While increases in other sectors have not been so spectacular, we are still faced with the “problem” of distributing this massively increased output. Generally we use the financial system to do this: workers are paid money which they spend on everything from rent and mortgages to food, clothes and holidays. But what happens when goods and services are produced in abundance by an increasingly smaller workforce, especially when many in that workforce have highly specialised skills? Augmenting the financial system is the tax system; the government takes money from the wealthy, from businesses, from highly paid workers, and redistributes it to those unable to find paid employment. That in addition to paying for emergency services, local administrations, public libraries and so on.

Adherents of socialism go much further, they seek to increase taxation on both the wealthy and corporations. Some, extreme socialists and communists, advocate confiscating corporations and businesses over a certain size if not everything, claiming this will not only increase output but deliver goods and services to everyone — from each according to his ability, to each according to his need. And how precisely is this to be achieved? As Leon Trotsky pointed out infamously, under socialism, he who does not work does not eat is replaced by he who does not obey does not eat. Would even Eric Garner have preferred to live under the tyranny of a monster like Trotsky than take his chances selling illegal cigarettes?

There is though a better way, basic income, the freedom dividend currently being advocated by Andrew Yang. Basic income paid unconditionally to every citizen out of newly created debt-free money would not only put more money in everyone’s pocket, it would, coupled with the abolition of minimum wage laws, destroy the poverty trap. This would mean most of those who are currently unemployable at market rates would be able to find low paid jobs to supplement their incomes.

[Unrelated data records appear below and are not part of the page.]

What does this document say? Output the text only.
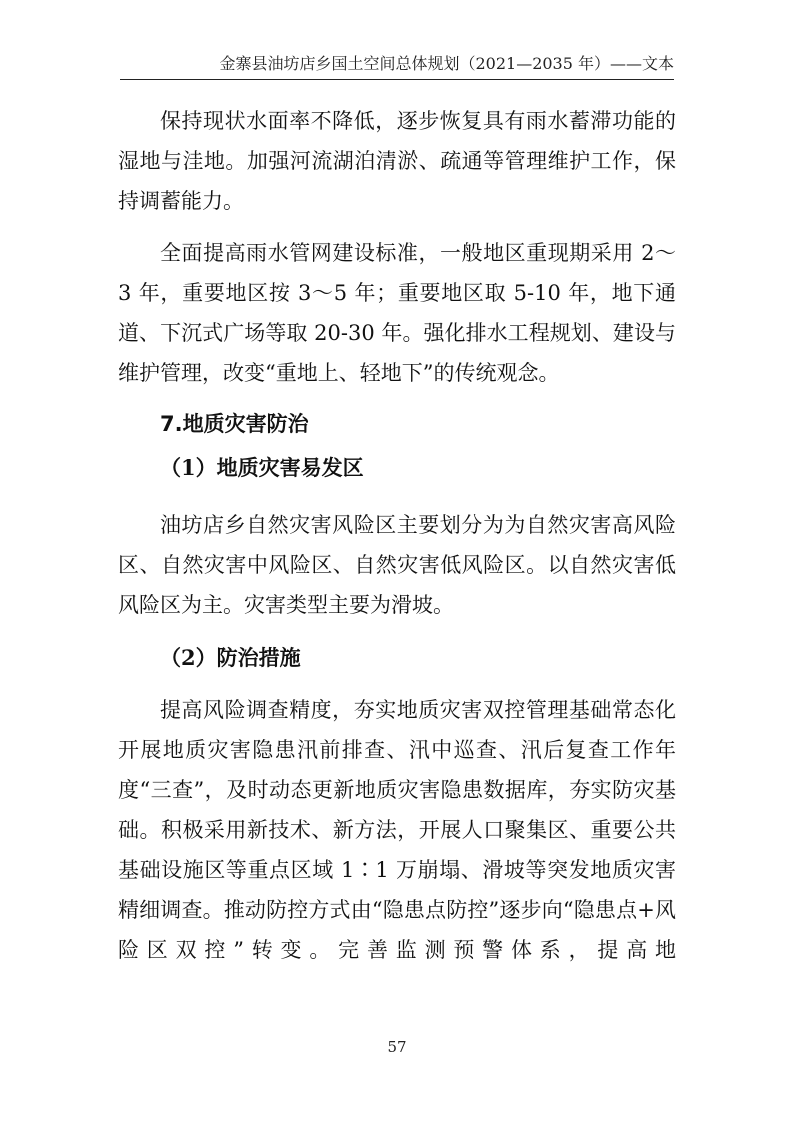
金寨县油坊店乡国土空间总体规划（2021—2035 年）——文本

保持现状水面率不降低，逐步恢复具有雨水蓄滞功能的湿地与洼地。加强河流湖泊清淤、疏通等管理维护工作，保持调蓄能力。

全面提高雨水管网建设标准，一般地区重现期采用 2～3 年，重要地区按 3～5 年；重要地区取 5-10 年，地下通道、下沉式广场等取 20-30 年。强化排水工程规划、建设与维护管理，改变“重地上、轻地下”的传统观念。

7.地质灾害防治
（1）地质灾害易发区

油坊店乡自然灾害风险区主要划分为为自然灾害高风险区、自然灾害中风险区、自然灾害低风险区。以自然灾害低风险区为主。灾害类型主要为滑坡。

（2）防治措施

提高风险调查精度，夯实地质灾害双控管理基础常态化开展地质灾害隐患汛前排查、汛中巡查、汛后复查工作年度“三查”，及时动态更新地质灾害隐患数据库，夯实防灾基础。积极采用新技术、新方法，开展人口聚集区、重要公共基础设施区等重点区域 1∶1 万崩塌、滑坡等突发地质灾害精细调查。推动防控方式由“隐患点防控”逐步向“隐患点+风险区双控”转变。完善监测预警体系，提高地

57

Many objections are raised to this, usually pseudo-moral objections by academics, members of think tanks who are paid ludicrous salaries to churn out reams and reams of useless documents that no one ever reads. But the biggest apparently valid objection raised is you can’t simply print money, this will cause inflation. This completely ignores the fact that the banks do print money, electronically. The central banks including the Federal Reserve print it by quantitative easing. The commercial banks do it by lending money: every bank loan creates a deposit; every repayment destroys a deposit. Clearly, printing money per se is not the solution, otherwise every government on Earth could simply print money and give it to its citizens, which would result in their having enough to paper their walls but not enough to buy a loaf of bread. But we should not allow the common tactic of raising the spectre of hyper-inflation to frighten us into rejecting basic income. Without it we will see more pressure on the underclass to find paid work, work for which they are unsuitable, and more attempts to control them.

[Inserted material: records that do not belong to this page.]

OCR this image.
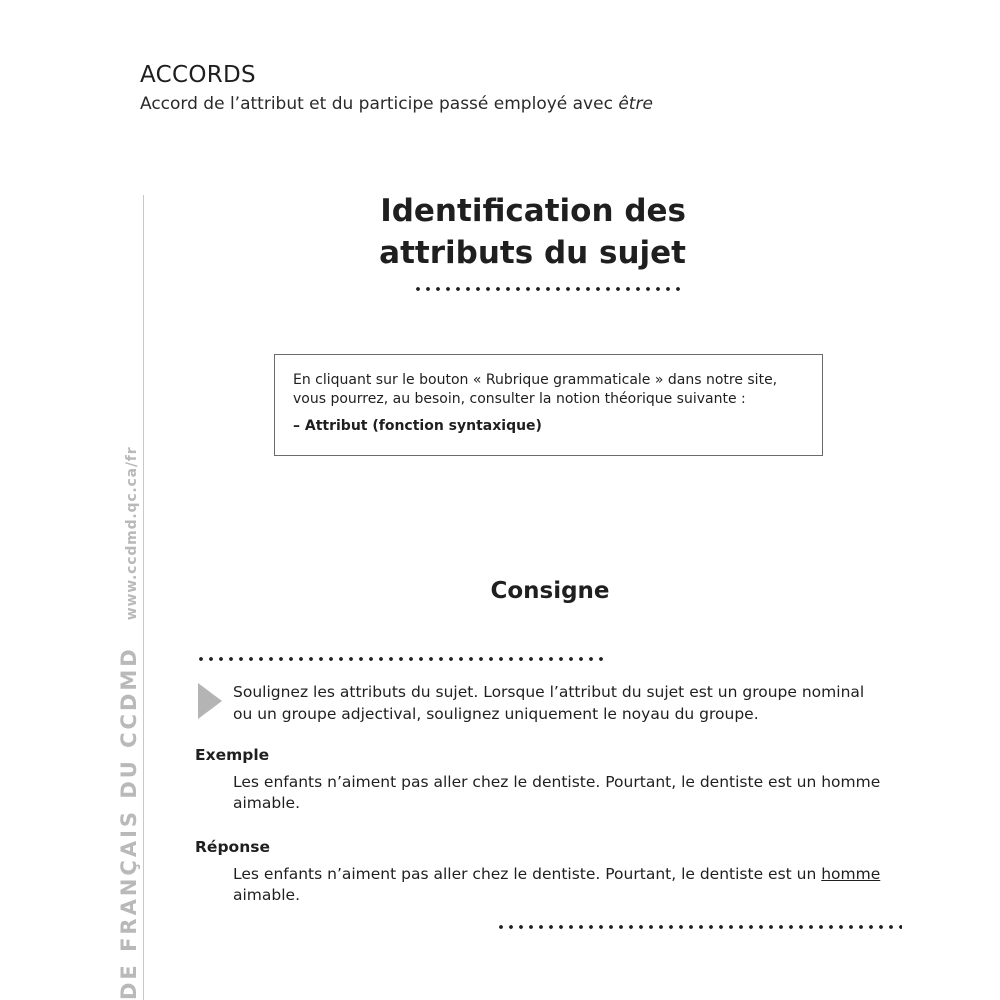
ACCORDS
Accord de l’attribut et du participe passé employé avec être
DE FRANÇAIS DU CCDMDwww.ccdmd.qc.ca/fr
Identification des
attributs du sujet
En cliquant sur le bouton « Rubrique grammaticale » dans notre site,
vous pourrez, au besoin, consulter la notion théorique suivante :
– Attribut (fonction syntaxique)
Consigne
Soulignez les attributs du sujet. Lorsque l’attribut du sujet est un groupe nominal
ou un groupe adjectival, soulignez uniquement le noyau du groupe.
Exemple
Les enfants n’aiment pas aller chez le dentiste. Pourtant, le dentiste est un homme
aimable.
Réponse
Les enfants n’aiment pas aller chez le dentiste. Pourtant, le dentiste est un homme
aimable.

It should be noted that however much austerity any government requires its people to undergo, the one thing for which it can always find money is war. Ludicrous though it may sound, the conventional wisdom is that the Great Depression was “cured” by rearmament for the Second World War. During the war itself, men who had previously been languishing “on the dole”were put into uniform and sent abroad to kill and die, just like in the First World War. Some of these men were every bit as “unemployable” as Eric Garner. Although there was a shortage of consumer goods, no production of planes, ships, or ordnance was ever halted because the government ran out of money. No nation ever lost a war because it ran out of money. If the United States can afford war after foreign war, it can afford to pay all its citizens a basic income. And so can many other sovereign nations.